Ebelini explained that when you are controlled by emotions like anger and rage, a very primitive part of the brain – the amygdala – is running the show. The term “amygdala hijack” was coined by psychologist Daniel Goleman, author of Emotional Intelligence.
“When the amygdala is hijacked, old patterns of reactive behavior and thinking learned in childhood take over. The amygdala narrows one’s focus and reprioritizes incoming information to the brain so that we tend to fixate solely on what’s making us angry to the exclusion of just about everything else,” she said.
So what to do when you explode? How can you not be rage’s captive regardless if the trigger struck today or 25 years ago?

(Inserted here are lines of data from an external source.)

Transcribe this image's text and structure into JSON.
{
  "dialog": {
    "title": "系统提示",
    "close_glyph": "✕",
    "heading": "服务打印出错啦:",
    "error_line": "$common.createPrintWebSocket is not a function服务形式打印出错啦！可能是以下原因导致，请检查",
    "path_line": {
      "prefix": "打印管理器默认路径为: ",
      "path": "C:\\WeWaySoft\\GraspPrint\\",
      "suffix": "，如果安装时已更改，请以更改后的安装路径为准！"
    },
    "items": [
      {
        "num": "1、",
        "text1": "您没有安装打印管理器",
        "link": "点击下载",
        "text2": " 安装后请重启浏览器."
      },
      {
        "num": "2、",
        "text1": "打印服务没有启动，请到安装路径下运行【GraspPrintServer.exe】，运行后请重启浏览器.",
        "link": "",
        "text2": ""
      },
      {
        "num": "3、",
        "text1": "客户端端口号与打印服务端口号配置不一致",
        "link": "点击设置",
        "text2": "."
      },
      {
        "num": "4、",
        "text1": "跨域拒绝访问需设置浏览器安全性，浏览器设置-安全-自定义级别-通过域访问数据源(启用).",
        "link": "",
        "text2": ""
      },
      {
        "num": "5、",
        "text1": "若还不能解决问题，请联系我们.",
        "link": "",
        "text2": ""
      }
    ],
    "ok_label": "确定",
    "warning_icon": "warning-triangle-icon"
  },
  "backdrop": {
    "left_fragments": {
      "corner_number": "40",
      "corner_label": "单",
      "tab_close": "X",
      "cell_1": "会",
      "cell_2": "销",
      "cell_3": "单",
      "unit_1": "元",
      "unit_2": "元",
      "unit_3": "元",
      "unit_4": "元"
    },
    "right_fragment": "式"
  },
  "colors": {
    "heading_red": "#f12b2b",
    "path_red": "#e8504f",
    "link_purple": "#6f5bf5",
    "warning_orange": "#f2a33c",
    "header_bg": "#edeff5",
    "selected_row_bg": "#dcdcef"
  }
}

Yoga and meditation are the go-to methods. Ebelini warns that not only can the practices uncover hidden emotions like rage, but also reveal the original causes: the unhealed wound, the wrong that should not have been inflicted. One may begin to feel the sadness, grief and fear that often reside beneath the rage.

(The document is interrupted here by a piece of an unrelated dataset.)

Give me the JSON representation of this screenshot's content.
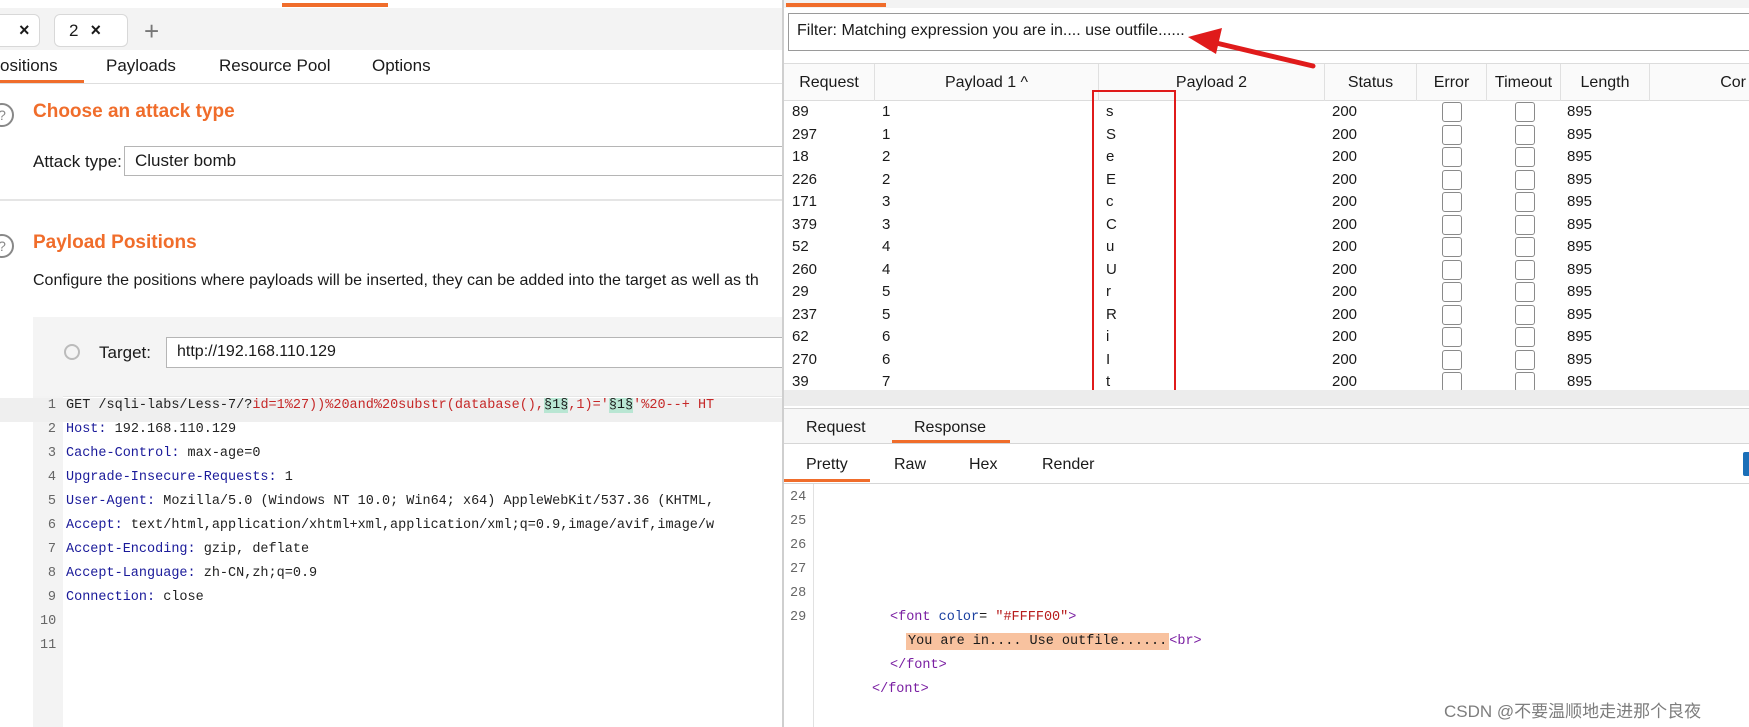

This is the ugly side of yoga. If you step to the yoga mat expecting giddy happiness, go sit somewhere else. Yoga does deliver happiness, but it’s full of painful surprises.
It delivers honesty.
On the mat and in the cloud of extended meditation, you will unlock doors of perception. When you fidget in Pigeon or Frog poses and start glancing at the clock, you feel like you’re sitting in your baggage’s muck, and you run for cover. Sit in it.
The myth of physical exercise: There’s a popular marathon t-shirt that reads, “Running is my therapy.” This is misguided. Granted, miles pump your brain with feel-good chemicals. But the run or any other form of extreme exercise does not extract rage’s root.
If you do not have a solid meditation or grounding practice, angry people are advised to avoid extreme, heat-building activities like running, hot yoga or any workout that could push the body to capacity. Angry people have pitta tendencies and an over-stimulated third chakra, the seat of fire. Running can reduce stress, but it can also intensify the emotional experience.
Begin a Forgiveness Practice: Yes, you can forgive anyone. Remember one of the Four Agreements. Take nothing personally. Watch Leslie Neale’s Unlikely Friends: When Victims and Perpetrators Meet. When rage is replaced by forgiveness, it doesn’t mean that what that person did was acceptable. It means you are moving on.
One of the best forgiveness meditations is from The Power of the Subconscious Mind. “I fully and freely forgive [think of the name of the offender]. I release him (her) mentally and spiritually. I completely forgive everything connected with the matter in question. I am free, and he (she) is free. It is a marvelous feeling.”
Everyone has stories, and it’s tough to hate people once you know their stories.
Negative experiences are gifts; they are teachers: Every time someone harms you, that person has just taught you about the person you want to be. That person is poking at one of your tender spots, an insecurity, a fear. Sit and ponder it. Be thankful for the revelation.
And remember rage’s hypocrisy. Walt Whitman wrote: “You convicts in prison-cells—you sentenced assassins, chain’d and hand-cuff’d with iron; Who am I, too, that I am not on trial, or in prison?”
It’s a good question. Try walking with delinquents with passionate love.